This article reveals the mechanics of a growing pilot program for registration of Class II and Class III medical devices to be contract manufactured in China that has gained significant recognition across China over the past few years, and explores the implications that such a program has over Chinese and foreign manufacturers and research centers, particularly, the implications to a foreign manufacturer of medical devices.
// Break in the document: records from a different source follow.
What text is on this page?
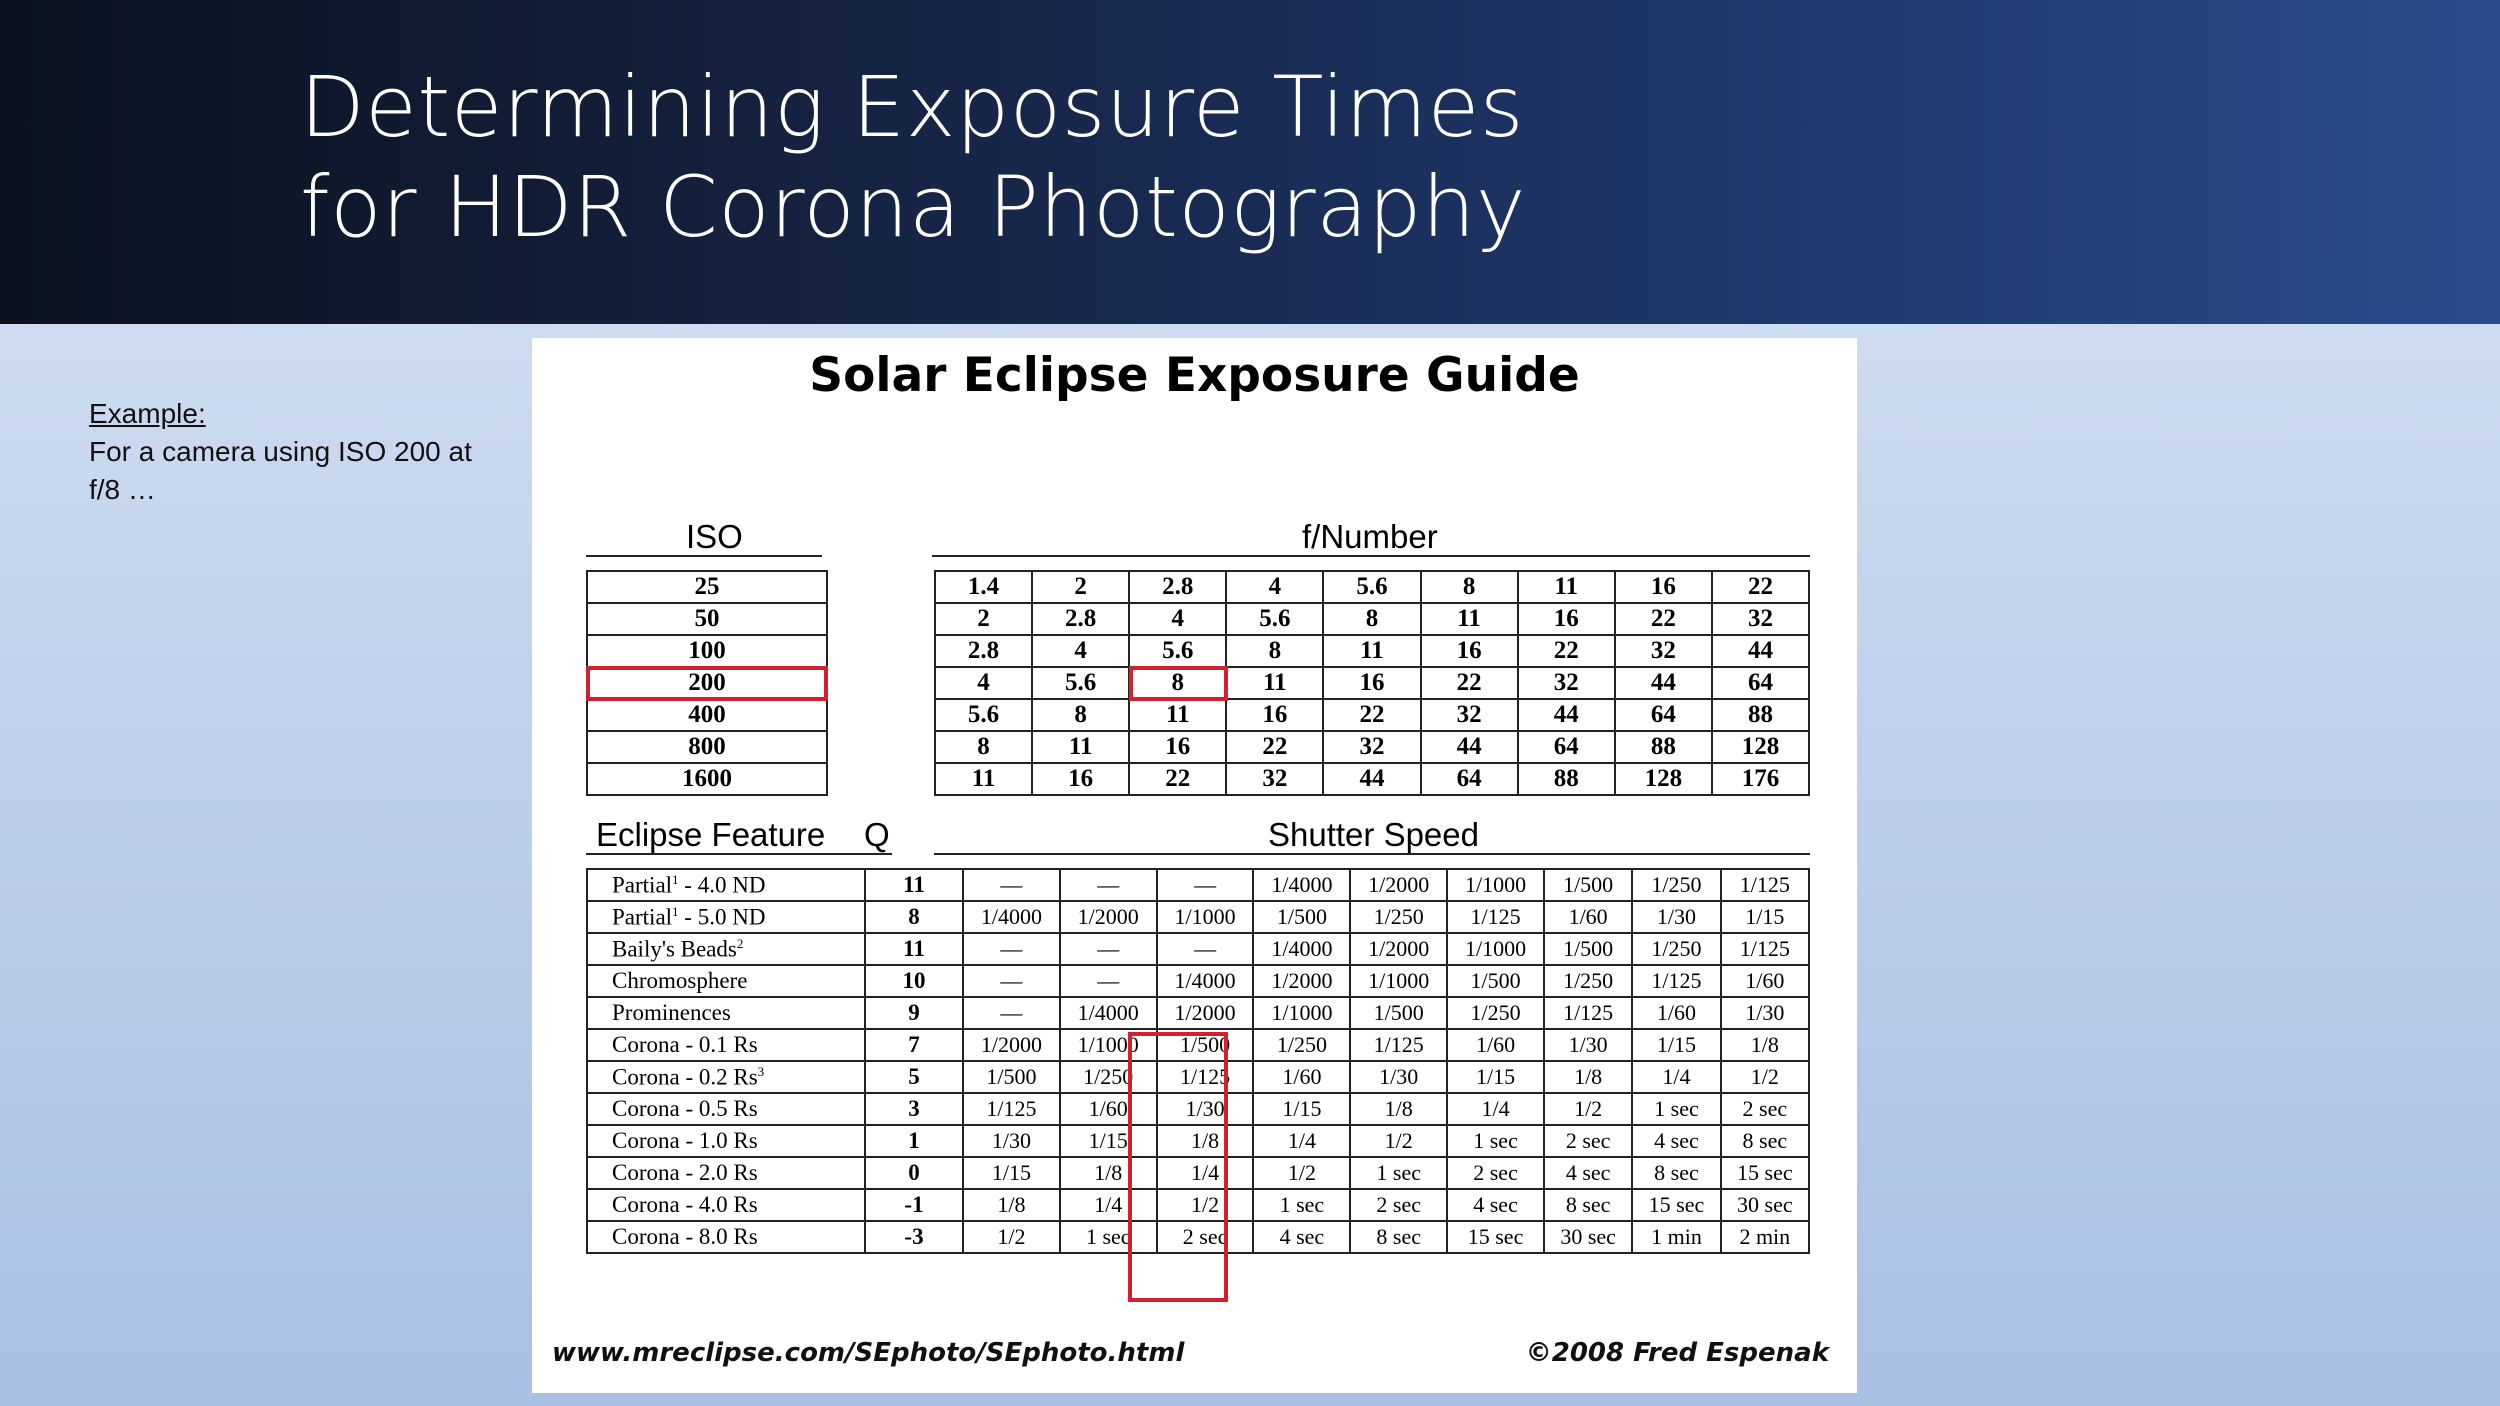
Determining Exposure Times
for HDR Corona Photography
Example:
For a camera using ISO 200 at f/8 …
Solar Eclipse Exposure Guide
ISO	f/Number
25
50
100
200
400
800
1600
1.4	2	2.8	4	5.6	8	11	16	22
2	2.8	4	5.6	8	11	16	22	32
2.8	4	5.6	8	11	16	22	32	44
4	5.6	8	11	16	22	32	44	64
5.6	8	11	16	22	32	44	64	88
8	11	16	22	32	44	64	88	128
11	16	22	32	44	64	88	128	176
Eclipse Feature Q	Shutter Speed
Partial$^1$ - 4.0 ND	11	—	—	—	1/4000	1/2000	1/1000	1/500	1/250	1/125
Partial$^1$ - 5.0 ND	8	1/4000	1/2000	1/1000	1/500	1/250	1/125	1/60	1/30	1/15
Baily's Beads$^2$	11	—	—	—	1/4000	1/2000	1/1000	1/500	1/250	1/125
Chromosphere	10	—	—	1/4000	1/2000	1/1000	1/500	1/250	1/125	1/60
Prominences	9	—	1/4000	1/2000	1/1000	1/500	1/250	1/125	1/60	1/30
Corona - 0.1 Rs	7	1/2000	1/1000	1/500	1/250	1/125	1/60	1/30	1/15	1/8
Corona - 0.2 Rs$^3$	5	1/500	1/250	1/125	1/60	1/30	1/15	1/8	1/4	1/2
Corona - 0.5 Rs	3	1/125	1/60	1/30	1/15	1/8	1/4	1/2	1 sec	2 sec
Corona - 1.0 Rs	1	1/30	1/15	1/8	1/4	1/2	1 sec	2 sec	4 sec	8 sec
Corona - 2.0 Rs	0	1/15	1/8	1/4	1/2	1 sec	2 sec	4 sec	8 sec	15 sec
Corona - 4.0 Rs	-1	1/8	1/4	1/2	1 sec	2 sec	4 sec	8 sec	15 sec	30 sec
Corona - 8.0 Rs	-3	1/2	1 sec	2 sec	4 sec	8 sec	15 sec	30 sec	1 min	2 min
www.mreclipse.com/SEphoto/SEphoto.html	©2008 Fred Espenak
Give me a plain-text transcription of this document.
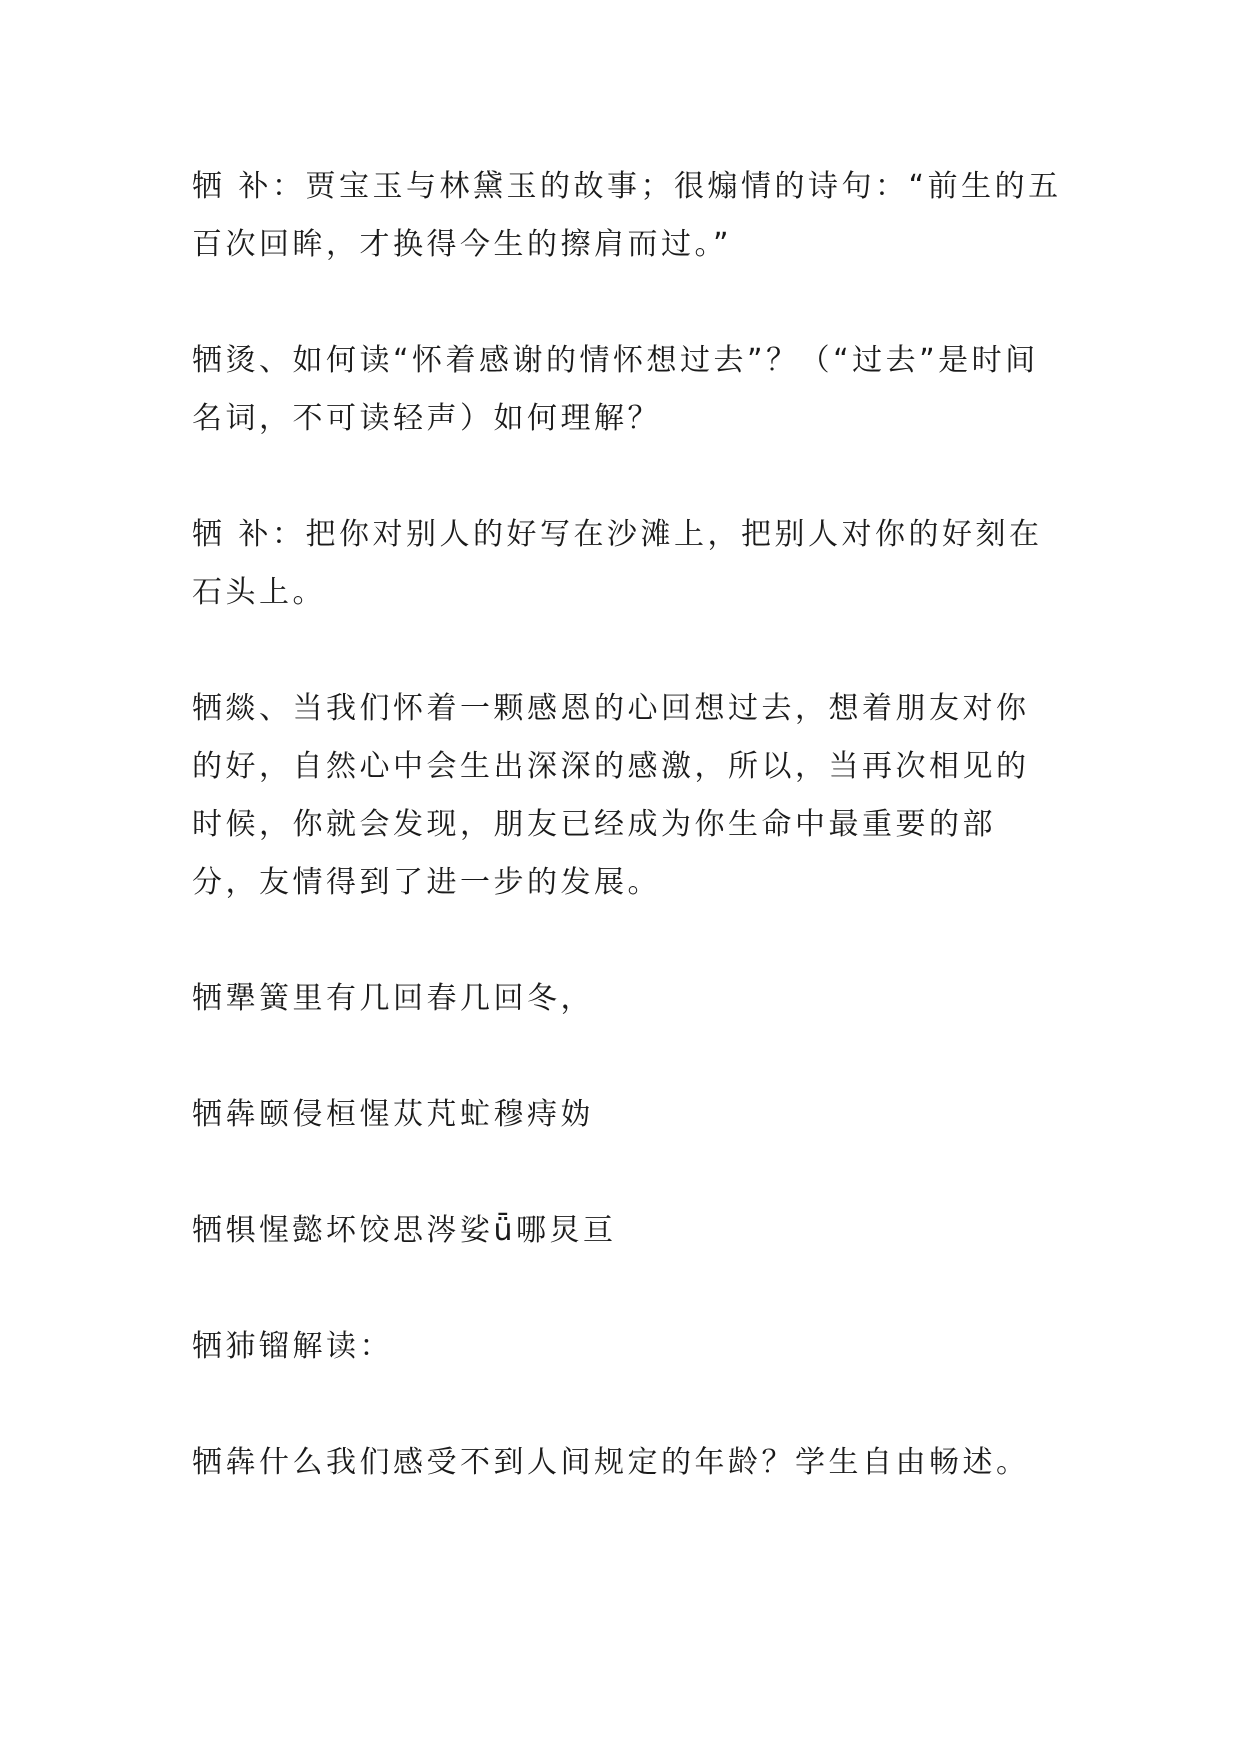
牺 补：贾宝玉与林黛玉的故事；很煽情的诗句：“前生的五百次回眸，才换得今生的擦肩而过。”

牺烫、如何读“怀着感谢的情怀想过去”？（“过去”是时间名词，不可读轻声）如何理解？

牺 补：把你对别人的好写在沙滩上，把别人对你的好刻在石头上。

牺燚、当我们怀着一颗感恩的心回想过去，想着朋友对你的好，自然心中会生出深深的感激，所以，当再次相见的时候，你就会发现，朋友已经成为你生命中最重要的部分，友情得到了进一步的发展。

牺犟簧里有几回春几回冬，

牺犇颐侵桓惺苁芃虻穆痔妫

牺犋惺懿坏饺思涔娑ǖ哪炅亘

牺犻镏解读：

牺犇什么我们感受不到人间规定的年龄？学生自由畅述。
Following the 2017 directive of the State Council of China to deepen the reform of China’s medical device industry, the Shanghai branch of the food and drug regulator announced a marketing authorization holder (MAH) pilot program that regulates the registration of Class II and Class III medical devices (MAH Program) for the Shanghai Free Trade Zone. In 2018, the Tianjin and Guangdong Free Trade Zones implemented the MAH Program. In 2019, the National Medical Products Administration of China (NMPA) extended the MAH Program to: (a) the whole of Shanghai and Tianjin; and (b) 19 other cities and provinces, including Beijing, Guangdong, Jiangsu, Zhejiang, and Hunan. Over the last 18 months, the MAH Program has continued to gain traction and recognition across China, and as of the date of this publication, 21 out of 32 provinces in China have rolled out an MAH Program. Importantly, over time, the local implementation rules and practices in the different provinces and cities have become clearer.
In summary, an MAH Program allows:
(a) A local research and development (R&D) center to apply to be the MAH for a medical device, and in turn, nominate one or more local contract manufacturers to manufacture such medical device, without the need for the R&D center to be a qualified manufacturer;
(b) A foreign manufacturer to incorporate a local subsidiary to apply to be the MAH for a medical device, and in turn, nominate one or more local contract manufacturers to manufacture such medical device, without the need for such local subsidiary to be a qualified manufacturer.
This is an important development.
Before the MAH Program, Chinese food and drug regulators across China had implemented a system from the 1990s, whereby the MAH of a medical device must also be a manufacturer, for safety and quality assurance purposes. That meant the R&D of the medical device had to be conducted by, and the manufacturing facilities for such medical device had to be owned by, the same legal entity. Accordingly, given the manufacturing license for the medical device could only be obtained after the marketing authorization for the medical device had been approved, and accounting for the time in completing clinical trials, it would take three to five years to obtain the manufacturing approval.
In contrast, the MAH Program allows R&D functions to be performed separately from manufacturing functions, and enables the MAH of a medical device to outsource the manufacturing to a contract manufacturer, without having to go through the time-consuming process of obtaining the manufacturing approval. The average time for obtaining the marketing authorization for a Class III medical device would take roughly 15 months under the MAH Program, which is also less time consuming than the normal product registration process with the NMPA. The MAH Program also symbolizes a shift from enterprise-based regulation to product-based regulation.
MAKING USE OF THE MAH PROGRAM
A foreign medical device manufacturer can consider taking advantage of the MAH Program in structuring its market-entry for, or growing its local presence in, China’s medical device industry. The general steps and commentary for doing so are set out below.
Incorporate a Chinese subsidiary within the MAH Program area.
Application to be MAH
The Chinese subsidiary can apply to become the MAH of the foreign manufactured medical device. This can be done even if the marketing authorization for the medical device has been granted to the foreign manufacturer.
After becoming the local MAH, the Chinese subsidiary can contract a local manufacturer to manufacture the medical device. The foreign manufacturer and the Chinese subsidiary do not have to own any manufacturing facilities in China or otherwise hold a Chinese medical device manufacturing license. However, the local contract manufacturer has to apply to the NMPA to add such medical device to the scope of its manufacturing license, and the contract manufacturing agreement has to be registered with the NMPA.
It is now also possible for the MAH to appoint a contract manufacturer outside of the place of incorporation of the Chinese subsidiary.
Sale and Distribution
As the local MAH, the Chinese subsidiary can also sell and distribute the medical devices that have been contract-manufactured locally, without separately obtaining a medical device distribution license. The Chinese subsidiary can further appoint a qualified local distributor to sell and distribute the medical devices in China.
As the local MAH, the Chinese subsidiary is responsible for the safety and quality of the products, the after-sales services, and post-market monitoring. As such, the MAH has to maintain an appropriate number of employees.
The MAH Program is now widely seen in China as an innovative reform of China’s medical device industry. There has been media coverage in China that an MAH Program can save up to 80 percent of product registration time. In February of 2018, the first MAH and contract manufacturing for a Class II medical device was approved in a remarkable 26 working days from lodgment of the application.
Foreign manufacturers of medical devices have increasingly taken an interest in the MAH Program. The time and cost saving factors, coupled with the possibilities of local collaboration on manufacturing and product localization, have made the MAH Program an important consideration in strategizing a market entry, and in terms of growing local presence, in the fast-growing medical device sector in China.